Machine learning (ML) is a subset of artificial intelligence (AI) that focuses on developing algorithms and statistical models to enable computers to perform tasks without being explicitly programmed for those tasks. The primary goal of machine learning is to allow computers to learn from data and make predictions or decisions based on that learning.
There are several types of machine learning approaches:
Supervised Learning: In supervised learning, the algorithm is trained on labeled data, where each example in the training dataset is paired with the correct output. The algorithm learns to map the input to the output, making predictions or decisions based on that mapping. Common supervised learning tasks include classification and regression. (Email spam detection, medical diagnosis)
Unsupervised Learning: Unsupervised learning involves training algorithms on unlabeled data. The algorithm learns patterns and structures in the data without explicit guidance on what to look for. Common unsupervised learning tasks include clustering, dimensionality reduction, and association rule learning.
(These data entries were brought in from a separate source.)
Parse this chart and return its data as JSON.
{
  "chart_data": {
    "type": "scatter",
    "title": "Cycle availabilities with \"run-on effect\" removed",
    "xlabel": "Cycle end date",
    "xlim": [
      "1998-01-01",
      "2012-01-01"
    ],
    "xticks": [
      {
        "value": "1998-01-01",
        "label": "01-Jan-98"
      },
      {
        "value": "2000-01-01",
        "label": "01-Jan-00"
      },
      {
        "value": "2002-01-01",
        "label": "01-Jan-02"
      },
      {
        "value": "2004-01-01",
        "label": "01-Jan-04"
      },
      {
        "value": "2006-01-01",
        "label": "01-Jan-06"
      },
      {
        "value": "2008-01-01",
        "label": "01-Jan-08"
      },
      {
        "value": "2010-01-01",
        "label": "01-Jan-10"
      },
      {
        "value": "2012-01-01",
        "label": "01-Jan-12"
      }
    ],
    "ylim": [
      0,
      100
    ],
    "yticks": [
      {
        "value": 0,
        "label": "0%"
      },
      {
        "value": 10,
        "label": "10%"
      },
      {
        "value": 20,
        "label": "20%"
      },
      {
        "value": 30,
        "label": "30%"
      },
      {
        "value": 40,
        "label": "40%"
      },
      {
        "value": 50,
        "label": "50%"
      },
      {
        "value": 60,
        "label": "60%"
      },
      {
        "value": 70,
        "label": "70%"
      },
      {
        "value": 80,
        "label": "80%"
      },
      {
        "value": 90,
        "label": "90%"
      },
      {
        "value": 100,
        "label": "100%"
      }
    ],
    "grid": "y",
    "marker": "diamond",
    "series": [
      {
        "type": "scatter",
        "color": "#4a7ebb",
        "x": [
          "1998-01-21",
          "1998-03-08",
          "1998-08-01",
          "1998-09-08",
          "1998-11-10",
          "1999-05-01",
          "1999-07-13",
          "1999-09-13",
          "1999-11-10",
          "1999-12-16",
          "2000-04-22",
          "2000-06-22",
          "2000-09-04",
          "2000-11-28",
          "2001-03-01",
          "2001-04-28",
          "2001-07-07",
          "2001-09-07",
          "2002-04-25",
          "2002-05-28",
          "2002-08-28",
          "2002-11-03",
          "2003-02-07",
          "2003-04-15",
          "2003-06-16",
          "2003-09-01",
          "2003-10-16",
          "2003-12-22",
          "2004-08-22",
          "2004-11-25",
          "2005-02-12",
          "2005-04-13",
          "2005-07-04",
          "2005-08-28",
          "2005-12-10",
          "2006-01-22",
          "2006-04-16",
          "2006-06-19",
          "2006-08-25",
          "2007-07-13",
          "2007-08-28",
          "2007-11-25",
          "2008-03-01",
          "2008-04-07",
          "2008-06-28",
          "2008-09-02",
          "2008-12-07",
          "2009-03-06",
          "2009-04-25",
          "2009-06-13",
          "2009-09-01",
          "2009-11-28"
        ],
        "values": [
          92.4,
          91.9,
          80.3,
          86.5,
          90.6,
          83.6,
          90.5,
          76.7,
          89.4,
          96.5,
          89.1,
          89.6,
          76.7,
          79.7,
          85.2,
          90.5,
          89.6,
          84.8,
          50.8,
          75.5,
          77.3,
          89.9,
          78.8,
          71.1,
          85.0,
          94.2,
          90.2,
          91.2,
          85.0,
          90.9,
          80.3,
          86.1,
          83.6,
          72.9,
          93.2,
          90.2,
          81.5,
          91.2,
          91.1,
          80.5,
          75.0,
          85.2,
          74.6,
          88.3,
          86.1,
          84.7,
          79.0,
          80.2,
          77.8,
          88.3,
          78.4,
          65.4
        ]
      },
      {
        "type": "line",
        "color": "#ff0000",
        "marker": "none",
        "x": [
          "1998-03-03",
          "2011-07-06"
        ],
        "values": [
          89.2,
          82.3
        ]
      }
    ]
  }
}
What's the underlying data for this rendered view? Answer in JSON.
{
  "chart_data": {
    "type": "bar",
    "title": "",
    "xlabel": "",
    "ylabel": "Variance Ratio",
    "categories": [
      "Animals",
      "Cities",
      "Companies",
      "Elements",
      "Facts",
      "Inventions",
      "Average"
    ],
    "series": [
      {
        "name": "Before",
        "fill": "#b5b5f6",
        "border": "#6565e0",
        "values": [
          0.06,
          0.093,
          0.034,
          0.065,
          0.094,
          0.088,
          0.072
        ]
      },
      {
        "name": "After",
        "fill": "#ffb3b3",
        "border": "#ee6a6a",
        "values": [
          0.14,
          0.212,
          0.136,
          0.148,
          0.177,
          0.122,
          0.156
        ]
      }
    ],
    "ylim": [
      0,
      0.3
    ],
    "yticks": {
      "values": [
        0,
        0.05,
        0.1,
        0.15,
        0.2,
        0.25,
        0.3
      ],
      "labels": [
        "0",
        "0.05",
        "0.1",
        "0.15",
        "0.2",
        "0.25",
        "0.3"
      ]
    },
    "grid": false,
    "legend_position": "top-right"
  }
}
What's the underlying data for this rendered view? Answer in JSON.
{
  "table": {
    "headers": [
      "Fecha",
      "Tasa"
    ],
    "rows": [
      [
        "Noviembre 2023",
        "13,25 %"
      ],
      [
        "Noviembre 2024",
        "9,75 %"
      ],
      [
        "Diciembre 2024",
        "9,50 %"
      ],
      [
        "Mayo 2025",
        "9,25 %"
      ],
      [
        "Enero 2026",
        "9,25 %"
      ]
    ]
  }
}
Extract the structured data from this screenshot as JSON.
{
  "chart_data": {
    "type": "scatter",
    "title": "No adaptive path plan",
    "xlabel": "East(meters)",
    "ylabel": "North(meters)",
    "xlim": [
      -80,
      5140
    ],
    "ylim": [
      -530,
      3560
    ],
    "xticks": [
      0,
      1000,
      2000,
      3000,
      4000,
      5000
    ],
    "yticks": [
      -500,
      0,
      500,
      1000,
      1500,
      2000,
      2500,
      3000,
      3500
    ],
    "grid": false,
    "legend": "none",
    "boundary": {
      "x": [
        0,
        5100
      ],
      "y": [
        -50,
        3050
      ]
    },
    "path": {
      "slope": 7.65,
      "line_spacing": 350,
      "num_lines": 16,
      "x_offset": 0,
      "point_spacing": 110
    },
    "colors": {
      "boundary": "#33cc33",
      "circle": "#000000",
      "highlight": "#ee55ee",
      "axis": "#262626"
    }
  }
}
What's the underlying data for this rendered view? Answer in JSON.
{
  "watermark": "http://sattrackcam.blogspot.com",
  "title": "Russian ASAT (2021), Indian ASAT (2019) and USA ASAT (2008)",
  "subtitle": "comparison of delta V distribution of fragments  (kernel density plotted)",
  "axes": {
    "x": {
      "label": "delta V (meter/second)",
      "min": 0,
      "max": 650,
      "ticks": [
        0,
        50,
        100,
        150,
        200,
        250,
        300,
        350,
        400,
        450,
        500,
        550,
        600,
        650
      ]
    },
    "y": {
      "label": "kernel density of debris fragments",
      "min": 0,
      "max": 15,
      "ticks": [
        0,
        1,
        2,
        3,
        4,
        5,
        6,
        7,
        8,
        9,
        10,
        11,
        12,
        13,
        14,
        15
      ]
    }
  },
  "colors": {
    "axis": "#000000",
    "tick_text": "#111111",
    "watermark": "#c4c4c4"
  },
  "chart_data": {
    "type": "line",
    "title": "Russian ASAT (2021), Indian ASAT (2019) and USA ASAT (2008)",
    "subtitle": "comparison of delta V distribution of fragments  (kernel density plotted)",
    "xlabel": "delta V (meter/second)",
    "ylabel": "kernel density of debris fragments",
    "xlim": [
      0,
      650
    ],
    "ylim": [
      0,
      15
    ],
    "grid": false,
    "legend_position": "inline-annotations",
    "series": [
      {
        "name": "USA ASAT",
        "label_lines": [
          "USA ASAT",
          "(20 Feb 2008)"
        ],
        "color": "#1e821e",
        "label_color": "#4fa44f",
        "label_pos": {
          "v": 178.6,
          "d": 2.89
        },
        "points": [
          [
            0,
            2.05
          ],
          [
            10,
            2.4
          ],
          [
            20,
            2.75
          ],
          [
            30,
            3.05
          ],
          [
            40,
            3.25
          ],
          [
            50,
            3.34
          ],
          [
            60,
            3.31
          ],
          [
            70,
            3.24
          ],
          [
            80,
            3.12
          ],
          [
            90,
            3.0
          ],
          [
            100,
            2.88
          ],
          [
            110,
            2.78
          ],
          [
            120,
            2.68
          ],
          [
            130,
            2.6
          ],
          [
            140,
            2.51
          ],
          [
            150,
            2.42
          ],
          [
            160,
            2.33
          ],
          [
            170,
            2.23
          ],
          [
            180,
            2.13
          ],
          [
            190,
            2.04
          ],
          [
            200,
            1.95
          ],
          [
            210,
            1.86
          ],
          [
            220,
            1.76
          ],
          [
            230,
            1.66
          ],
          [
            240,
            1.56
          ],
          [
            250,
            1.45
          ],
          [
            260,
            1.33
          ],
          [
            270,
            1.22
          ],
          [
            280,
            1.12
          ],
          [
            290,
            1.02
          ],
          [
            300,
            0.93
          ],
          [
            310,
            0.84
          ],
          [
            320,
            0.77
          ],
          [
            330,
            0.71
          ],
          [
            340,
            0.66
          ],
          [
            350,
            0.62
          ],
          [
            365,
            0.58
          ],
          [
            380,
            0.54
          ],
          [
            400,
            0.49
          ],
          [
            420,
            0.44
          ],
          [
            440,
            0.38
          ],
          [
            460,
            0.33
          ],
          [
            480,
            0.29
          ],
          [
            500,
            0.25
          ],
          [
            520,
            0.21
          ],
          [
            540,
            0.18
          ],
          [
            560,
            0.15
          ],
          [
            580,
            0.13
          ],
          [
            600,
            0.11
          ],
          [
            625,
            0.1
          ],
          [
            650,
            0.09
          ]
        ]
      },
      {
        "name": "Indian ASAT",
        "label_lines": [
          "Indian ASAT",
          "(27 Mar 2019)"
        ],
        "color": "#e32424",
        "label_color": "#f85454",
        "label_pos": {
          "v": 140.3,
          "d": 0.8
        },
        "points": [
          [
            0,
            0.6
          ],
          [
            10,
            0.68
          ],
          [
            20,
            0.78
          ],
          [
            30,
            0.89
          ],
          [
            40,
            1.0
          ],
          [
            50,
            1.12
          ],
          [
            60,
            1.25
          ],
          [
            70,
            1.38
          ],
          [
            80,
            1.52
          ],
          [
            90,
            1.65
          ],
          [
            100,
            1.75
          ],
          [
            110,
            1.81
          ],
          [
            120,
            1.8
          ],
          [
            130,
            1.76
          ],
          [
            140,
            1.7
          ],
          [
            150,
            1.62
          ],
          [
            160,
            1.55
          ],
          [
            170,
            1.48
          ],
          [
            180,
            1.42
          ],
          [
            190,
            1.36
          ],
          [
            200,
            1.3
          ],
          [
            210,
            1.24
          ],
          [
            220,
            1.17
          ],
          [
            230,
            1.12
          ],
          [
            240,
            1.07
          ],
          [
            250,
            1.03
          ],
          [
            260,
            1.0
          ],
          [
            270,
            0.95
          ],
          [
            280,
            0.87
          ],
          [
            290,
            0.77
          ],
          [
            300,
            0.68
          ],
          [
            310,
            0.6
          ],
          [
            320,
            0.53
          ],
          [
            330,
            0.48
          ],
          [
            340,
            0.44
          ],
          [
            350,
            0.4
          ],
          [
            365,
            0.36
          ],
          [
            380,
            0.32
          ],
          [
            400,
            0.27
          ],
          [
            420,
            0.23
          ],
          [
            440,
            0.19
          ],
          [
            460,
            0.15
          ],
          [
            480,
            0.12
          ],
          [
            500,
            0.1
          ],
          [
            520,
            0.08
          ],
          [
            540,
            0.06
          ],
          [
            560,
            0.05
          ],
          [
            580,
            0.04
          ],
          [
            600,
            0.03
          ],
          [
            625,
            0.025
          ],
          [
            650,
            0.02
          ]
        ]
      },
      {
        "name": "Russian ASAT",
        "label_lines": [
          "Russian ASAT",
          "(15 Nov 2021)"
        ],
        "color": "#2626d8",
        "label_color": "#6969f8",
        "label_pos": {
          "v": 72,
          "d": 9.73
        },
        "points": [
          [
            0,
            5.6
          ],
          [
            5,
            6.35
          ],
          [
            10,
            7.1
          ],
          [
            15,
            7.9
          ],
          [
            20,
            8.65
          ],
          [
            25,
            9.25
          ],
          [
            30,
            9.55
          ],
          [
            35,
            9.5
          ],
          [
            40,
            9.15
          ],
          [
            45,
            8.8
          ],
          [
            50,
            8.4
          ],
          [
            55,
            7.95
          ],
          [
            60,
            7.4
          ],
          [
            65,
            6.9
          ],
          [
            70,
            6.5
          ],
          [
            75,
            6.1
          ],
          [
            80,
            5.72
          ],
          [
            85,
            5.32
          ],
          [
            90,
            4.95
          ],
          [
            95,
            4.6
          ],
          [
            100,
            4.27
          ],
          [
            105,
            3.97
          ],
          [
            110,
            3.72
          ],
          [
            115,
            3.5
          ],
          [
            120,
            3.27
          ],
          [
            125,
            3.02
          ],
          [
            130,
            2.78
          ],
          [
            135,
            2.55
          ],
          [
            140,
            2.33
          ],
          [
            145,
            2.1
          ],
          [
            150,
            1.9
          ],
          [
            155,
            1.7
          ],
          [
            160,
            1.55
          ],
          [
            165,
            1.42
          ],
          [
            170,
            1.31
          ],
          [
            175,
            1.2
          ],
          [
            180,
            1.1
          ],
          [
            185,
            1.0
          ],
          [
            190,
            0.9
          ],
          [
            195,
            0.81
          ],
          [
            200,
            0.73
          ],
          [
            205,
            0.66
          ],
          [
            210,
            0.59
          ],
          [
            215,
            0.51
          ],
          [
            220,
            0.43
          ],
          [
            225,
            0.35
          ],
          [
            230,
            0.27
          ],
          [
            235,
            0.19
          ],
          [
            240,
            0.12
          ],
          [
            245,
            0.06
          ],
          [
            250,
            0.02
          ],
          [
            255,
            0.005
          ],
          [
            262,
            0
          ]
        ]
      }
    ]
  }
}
The demonstration for this workshop features 2 examples of unsupervised learning. (Customer segmentation)
Semi-Supervised Learning: Semi-supervised learning combines elements of supervised and unsupervised learning. In this approach, the algorithm is trained on a dataset that contains both labeled and unlabeled data. The algorithm learns from the labeled data while also leveraging the additional information present in the unlabeled data to improve its performance. (Image labeling)
Reinforcement Learning: Reinforcement learning is a type of machine learning where an agent learns to make decisions by interacting with an environment. The agent receives feedback in the form of rewards or penalties based on its actions, and its goal is to learn the optimal behavior that maximizes cumulative rewards over time. Reinforcement learning is often used in scenarios such as game playing, robotics, and autonomous driving.
Deep Learning: Deep learning is a subset of machine learning that focuses on artificial neural networks with multiple layers (deep neural networks). Deep learning algorithms automatically learn hierarchical representations of data by progressively extracting higher-level features from raw input. Deep learning has achieved remarkable success in various tasks such as image recognition, natural language processing, and speech recognition. ChatGPT is built on multiple deep learning networks.
These are the primary types of machine learning approaches, each suited to different types of tasks and data. Machine learning techniques are widely used across various industries and domains, driving advancements in technology and enabling automation and decision-making capabilities in diverse applications.